The doctrine of the Trinity makes God known to us as the truly living God, over against the cold abstractions of Deism and the confusions of pantheism. A doctrine of creation –God related to but not identified with the cosmos—can only be maintained on a trinitarian basis. In fact, the entire Christian belief system stands or falls with the confession of God’s Trinity. It is the core of the Christian faith, the root of all its dogmas, the basic content of the new covenant. The development of trinitarian dogma was never primarily a metaphysical question but a religious one. It is in the doctrine of the Trinity that we feel the heartbeat of God’s entire revelation for the redemption of humanity.
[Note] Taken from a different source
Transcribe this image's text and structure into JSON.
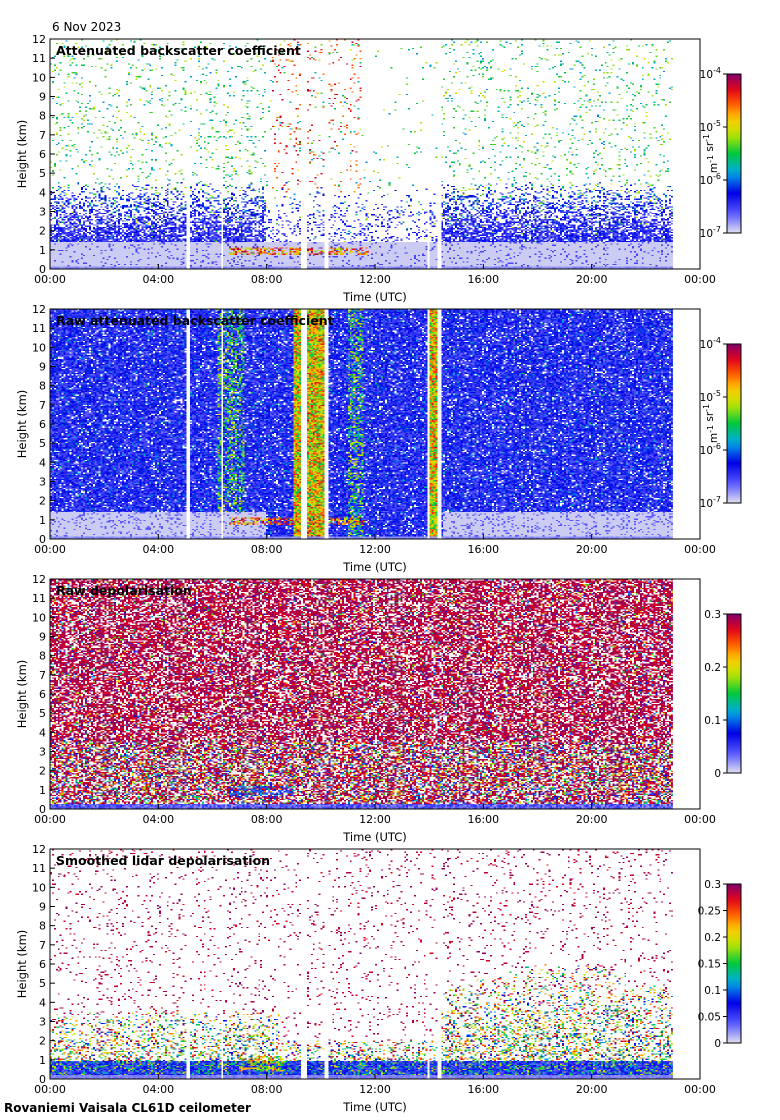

And if you’re looking for the doctrine of the Trinity as the theological factor that identifies Christian doctrine as Christian, that specifies who the God of the Bible is and therefore what is Biblical about any of the individual doctrines, you can find it in the American Episcopalian Francis J. Hall (who published from 1908-1922):
The doctrine of the Trinity is the interpretive principle of all Christian doctrine, the ultimate basis of Christian ideals and hopes, and the most vital and inspiring of all the truths which human minds can contemplate. … The doctrine of the Trinity must occupy the central place in any sound or adequate conception of spiritual realities. It constitutes the postulate of the doctrines of the Incarnation, of the Atonement, of the Church, of justification and salvation, and of the coming kingdom of God. If it were shown to be false, these doctrines would have to be modified beyond recognition, and Christianity would become something quite other than it actually is.
Examples could be multiplied, including numerous Roman Catholic writers. With writing like this going on all through the “dark ages,” it’s not really feasible to pretend the doctrine ever went away. In other words, don’t call it a comeback.
The story of marginalization is probably a self-congratulatory fable popular among the less conservatizing heirs of Barth and Rahner. It’s probably a fair sketch of how things looked on the premises of the self-consciously progressive theological culture of days gone by. But for theologians like Pope, Hodge, Bavinck, and Hall, as for most Christians not involved in academic theology, there was not much need for a retrieval of the Trinity, because it was never marginalized.
 William Burt Pope, Compendium of Christian Theology (New York: Phillips & Hunt, 1881), Volume 1, p. 284.
 Charles Hodge, Systematic Theology (Grand Rapids: Eerdmans, 1995), Volume 1, p. 443.
 Herman Bavinck, Reformed Dogmatics (Grand Rapids: Baker Academic), Volume 2, p. 260.
 Francis J. Hall, Dogmatic Theology (London: Longmans, Green, & Co., 1910), volume 4, pp. 2-3.